Quelques rencontres lui apporteront de l’aide. Comme Jules cet homme qui devient son époux. Il va lui apprendre à lire et à écrire. Il va la respecter, l’apprivoiser ne la considérant pas comme une épouse enchaînée. Il est la chance de Corentine. Hélas, alors qu’enceinte d’une petite fille son mari va mourir. Il s’appelait Jules Le Bris, il meurt pour la France, le 26 septembre 1914. Il avait vingt-six ans. Les grands mots ‘donner sa vie pour la France’ ne résonnaient pas dans la tête comme un honneur, le seul pour elle c’était l’enfant qu’elle portait de son amour. Cet enfant naitra sous le nom de Juliette : « le temps n’était plus à l’attendrissement et aux mamours. Il fallait se remettre au travail. »
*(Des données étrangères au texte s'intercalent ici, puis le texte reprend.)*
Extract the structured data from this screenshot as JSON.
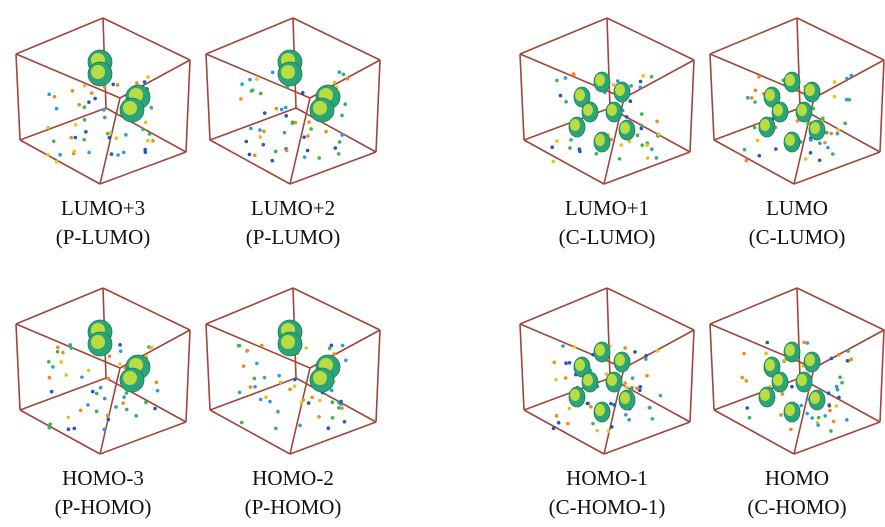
{
  "panels": [
    {
      "line1": "LUMO+3",
      "line2": "(P-LUMO)"
    },
    {
      "line1": "LUMO+2",
      "line2": "(P-LUMO)"
    },
    {
      "line1": "LUMO+1",
      "line2": "(C-LUMO)"
    },
    {
      "line1": "LUMO",
      "line2": "(C-LUMO)"
    },
    {
      "line1": "HOMO-3",
      "line2": "(P-HOMO)"
    },
    {
      "line1": "HOMO-2",
      "line2": "(P-HOMO)"
    },
    {
      "line1": "HOMO-1",
      "line2": "(C-HOMO-1)"
    },
    {
      "line1": "HOMO",
      "line2": "(C-HOMO)"
    }
  ]
}
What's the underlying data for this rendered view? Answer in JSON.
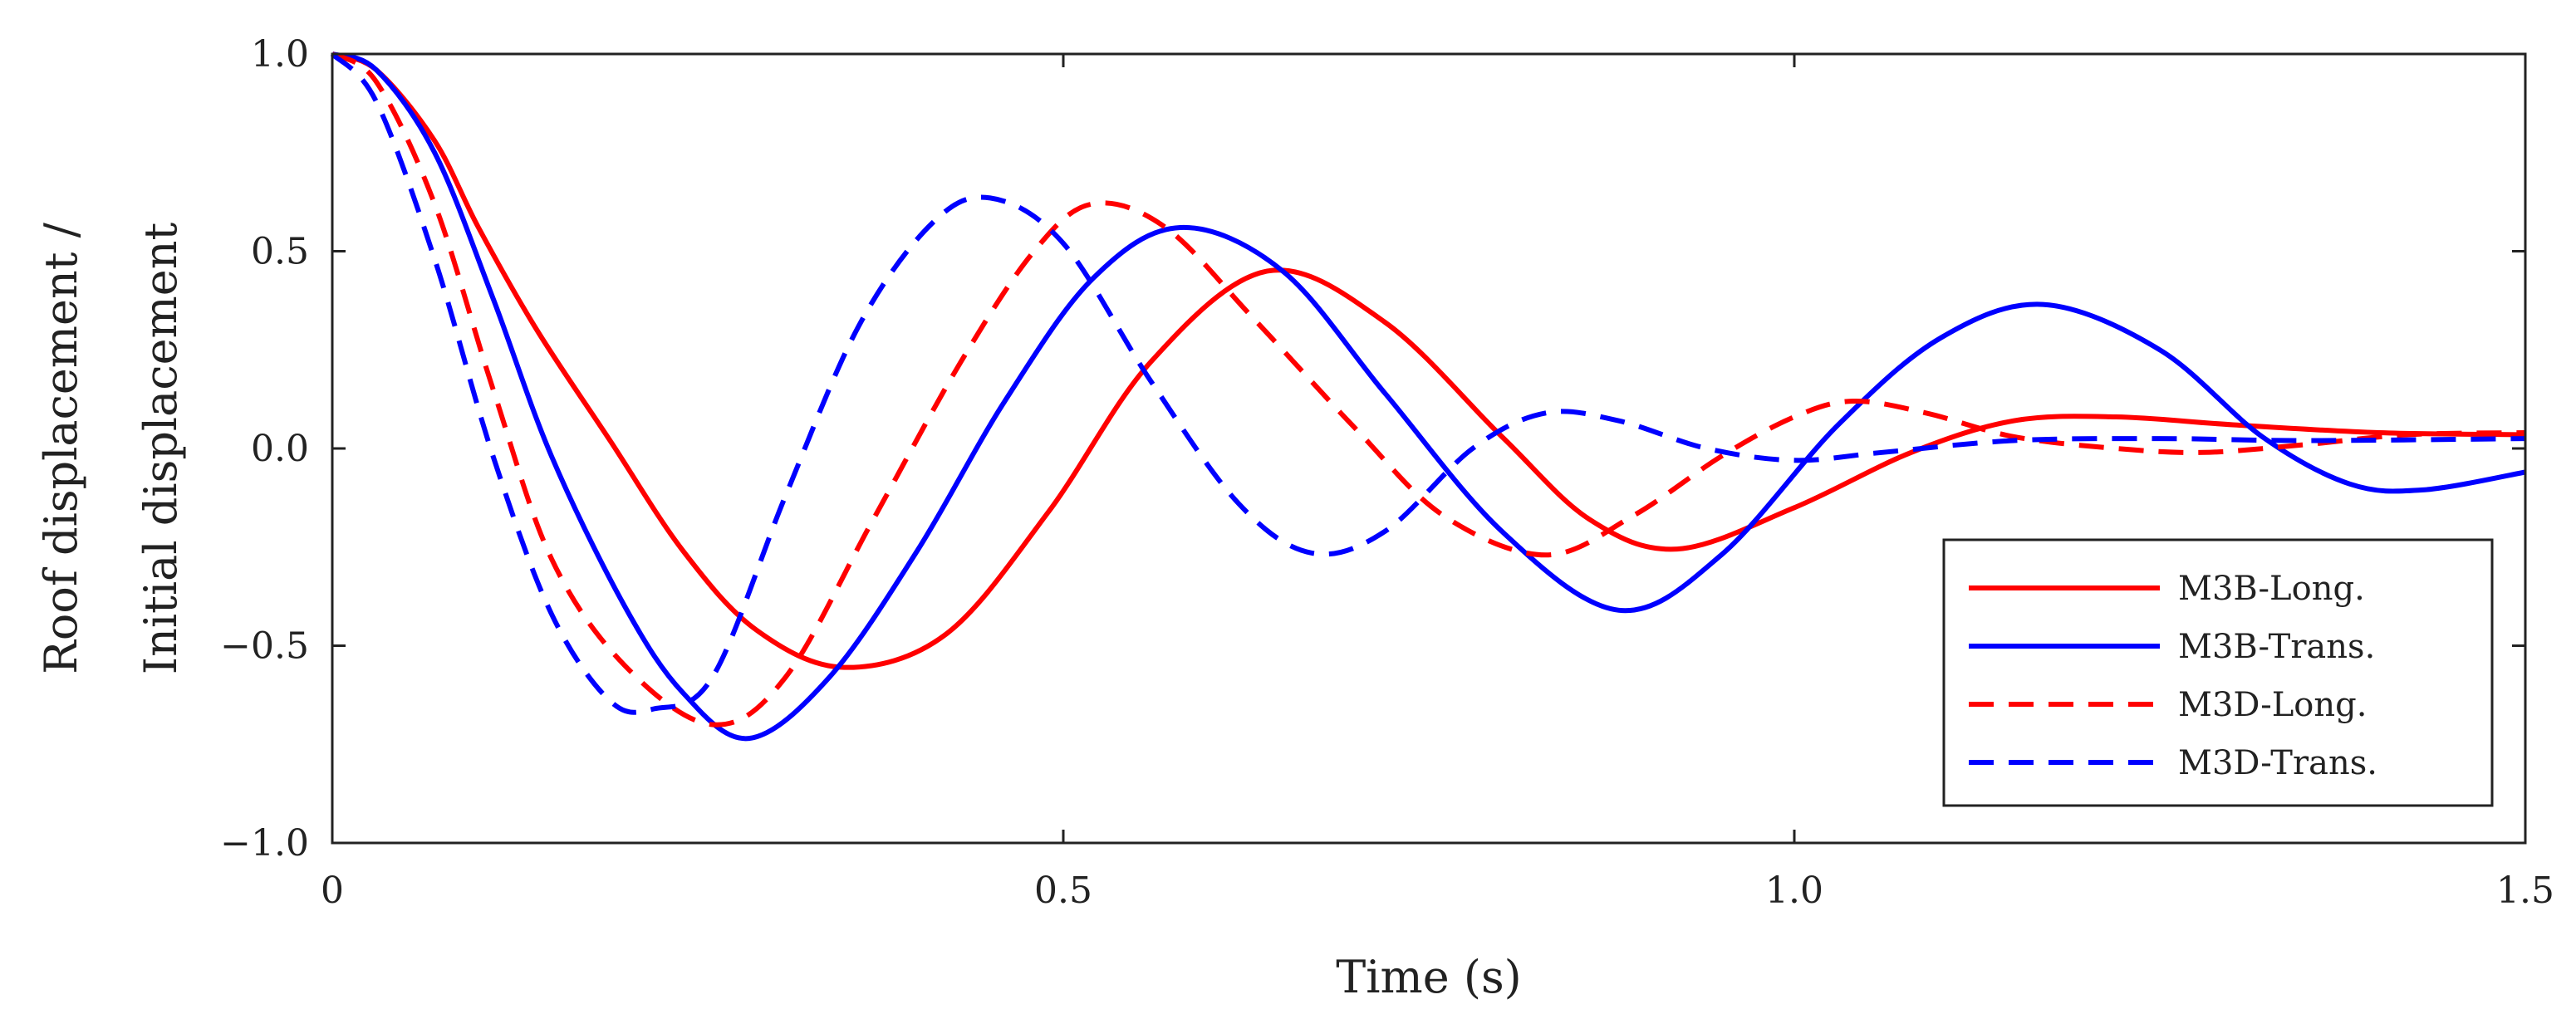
{
  "chart_data": {
    "type": "line",
    "title": "",
    "xlabel": "Time (s)",
    "ylabel_lines": [
      "Roof displacement /",
      "Initial displacement"
    ],
    "xlim": [
      0,
      1.5
    ],
    "ylim": [
      -1.0,
      1.0
    ],
    "grid": false,
    "legend_position": "lower-right",
    "x_ticks": [
      {
        "value": 0,
        "label": "0"
      },
      {
        "value": 0.5,
        "label": "0.5"
      },
      {
        "value": 1.0,
        "label": "1.0"
      },
      {
        "value": 1.5,
        "label": "1.5"
      }
    ],
    "y_ticks": [
      {
        "value": 1.0,
        "label": "1.0"
      },
      {
        "value": 0.5,
        "label": "0.5"
      },
      {
        "value": 0.0,
        "label": "0.0"
      },
      {
        "value": -0.5,
        "label": "−0.5"
      },
      {
        "value": -1.0,
        "label": "−1.0"
      }
    ],
    "series": [
      {
        "name": "M3B-Long.",
        "color": "#ff0000",
        "dash": "solid",
        "points": [
          [
            0,
            1.0
          ],
          [
            0.03,
            0.96
          ],
          [
            0.07,
            0.78
          ],
          [
            0.1,
            0.56
          ],
          [
            0.14,
            0.3
          ],
          [
            0.19,
            0.02
          ],
          [
            0.24,
            -0.26
          ],
          [
            0.29,
            -0.46
          ],
          [
            0.35,
            -0.555
          ],
          [
            0.42,
            -0.47
          ],
          [
            0.49,
            -0.16
          ],
          [
            0.56,
            0.22
          ],
          [
            0.64,
            0.45
          ],
          [
            0.72,
            0.32
          ],
          [
            0.8,
            0.03
          ],
          [
            0.86,
            -0.18
          ],
          [
            0.92,
            -0.255
          ],
          [
            1.0,
            -0.15
          ],
          [
            1.08,
            -0.01
          ],
          [
            1.15,
            0.07
          ],
          [
            1.22,
            0.08
          ],
          [
            1.3,
            0.06
          ],
          [
            1.4,
            0.04
          ],
          [
            1.5,
            0.035
          ]
        ]
      },
      {
        "name": "M3B-Trans.",
        "color": "#0000ff",
        "dash": "solid",
        "points": [
          [
            0,
            1.0
          ],
          [
            0.03,
            0.96
          ],
          [
            0.07,
            0.75
          ],
          [
            0.11,
            0.38
          ],
          [
            0.15,
            -0.02
          ],
          [
            0.2,
            -0.4
          ],
          [
            0.24,
            -0.62
          ],
          [
            0.285,
            -0.735
          ],
          [
            0.34,
            -0.58
          ],
          [
            0.4,
            -0.26
          ],
          [
            0.46,
            0.12
          ],
          [
            0.52,
            0.43
          ],
          [
            0.58,
            0.56
          ],
          [
            0.65,
            0.45
          ],
          [
            0.72,
            0.14
          ],
          [
            0.8,
            -0.21
          ],
          [
            0.88,
            -0.41
          ],
          [
            0.95,
            -0.27
          ],
          [
            1.03,
            0.06
          ],
          [
            1.1,
            0.28
          ],
          [
            1.17,
            0.365
          ],
          [
            1.25,
            0.25
          ],
          [
            1.32,
            0.03
          ],
          [
            1.38,
            -0.09
          ],
          [
            1.43,
            -0.105
          ],
          [
            1.5,
            -0.06
          ]
        ]
      },
      {
        "name": "M3D-Long.",
        "color": "#ff0000",
        "dash": "dashed",
        "points": [
          [
            0,
            1.0
          ],
          [
            0.03,
            0.93
          ],
          [
            0.07,
            0.62
          ],
          [
            0.11,
            0.15
          ],
          [
            0.15,
            -0.28
          ],
          [
            0.2,
            -0.55
          ],
          [
            0.26,
            -0.7
          ],
          [
            0.31,
            -0.58
          ],
          [
            0.37,
            -0.18
          ],
          [
            0.43,
            0.22
          ],
          [
            0.48,
            0.5
          ],
          [
            0.52,
            0.62
          ],
          [
            0.57,
            0.56
          ],
          [
            0.63,
            0.33
          ],
          [
            0.7,
            0.05
          ],
          [
            0.76,
            -0.17
          ],
          [
            0.83,
            -0.27
          ],
          [
            0.89,
            -0.17
          ],
          [
            0.95,
            -0.02
          ],
          [
            1.0,
            0.08
          ],
          [
            1.04,
            0.12
          ],
          [
            1.09,
            0.09
          ],
          [
            1.15,
            0.03
          ],
          [
            1.22,
            0.0
          ],
          [
            1.28,
            -0.01
          ],
          [
            1.35,
            0.01
          ],
          [
            1.42,
            0.035
          ],
          [
            1.5,
            0.04
          ]
        ]
      },
      {
        "name": "M3D-Trans.",
        "color": "#0000ff",
        "dash": "dashed",
        "points": [
          [
            0,
            1.0
          ],
          [
            0.03,
            0.88
          ],
          [
            0.07,
            0.48
          ],
          [
            0.11,
            -0.02
          ],
          [
            0.15,
            -0.42
          ],
          [
            0.19,
            -0.64
          ],
          [
            0.22,
            -0.66
          ],
          [
            0.26,
            -0.58
          ],
          [
            0.31,
            -0.12
          ],
          [
            0.36,
            0.31
          ],
          [
            0.41,
            0.57
          ],
          [
            0.45,
            0.635
          ],
          [
            0.5,
            0.52
          ],
          [
            0.56,
            0.17
          ],
          [
            0.62,
            -0.14
          ],
          [
            0.67,
            -0.265
          ],
          [
            0.72,
            -0.21
          ],
          [
            0.78,
            0.0
          ],
          [
            0.83,
            0.09
          ],
          [
            0.88,
            0.07
          ],
          [
            0.94,
            0.0
          ],
          [
            1.0,
            -0.03
          ],
          [
            1.06,
            -0.01
          ],
          [
            1.15,
            0.02
          ],
          [
            1.25,
            0.025
          ],
          [
            1.35,
            0.02
          ],
          [
            1.5,
            0.025
          ]
        ]
      }
    ]
  }
}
Juliette placée chez une nourrice. Corentine quitte Paris pour la Bretagne. Ouvrière à Nantes dans une usine d’obus, elle soulève des pièces de cent kilos. Des journées harassantes de dix heures avec uniquement une pause de trente minutes le temps d’avaler le contenu d’une gamelle.
Corentine fera des rencontres avec des militants syndicalistes qui vont lui apprendre que rien n’est gagné si l’on ne se bat pas. Elle aperçoit une forme d’horizon constructif. Elle comprend que le combat syndical n’est pas réservé qu’aux hommes. Les femmes prennent leurs destins en main puisque les hommes sont au front. Cependant la lutte syndicale n’apporte pas l’égalité entre les sexes.
Corentine cette femme à la tête haute avait le sens de l’humour. Jamais jalouse, jamais d’excuses de sa faiblesse et de sa fragilité.
Après la guerre, sa vie reprend l’espoir sur la dureté en retournant en Bretagne et en se remettant toute son ardeur à l’ouvrage. Elle monte un commerce de vêtements. C’est ainsi qu’elle rencontre François tailleur, fou d’elle avec qui elle se remariera en mai 1919. De nombreuses femmes jalouses en voulaient à Corentine d’avoir trouvé époux, car tant d’hommes du village étaient morts à la guerre. Un fils viendra au monde en y restant que six ans emportés d’une pneumonie. Yvette, la mère de Roselyne Bachelot, sera la seconde fille du couple. François les poumons rongés par les gaz de la guerre et par l’abus de l’absinthe s’étendra à cinquante-six ans.
Corentine n’avait pas peur de ceux qui voulaient la dominer. La guerre de 1940 montrera sa force hallucinante. Corentine aidera les maquisards.
L’existence et l’exemplarité de Corentine ont toujours accompagné Roselyne. Elles sont un exemple individuel et collectif à leur façon.
Corentine partira en juillet 1969,le jour ou Armstrong pose le pied sur la lune. « Ma grand-mère m’a légué le bien le plus précieux : savoir qu’il faut se battre pour transformer sa vie en destin » écrit et signe Roselyne Bachelot.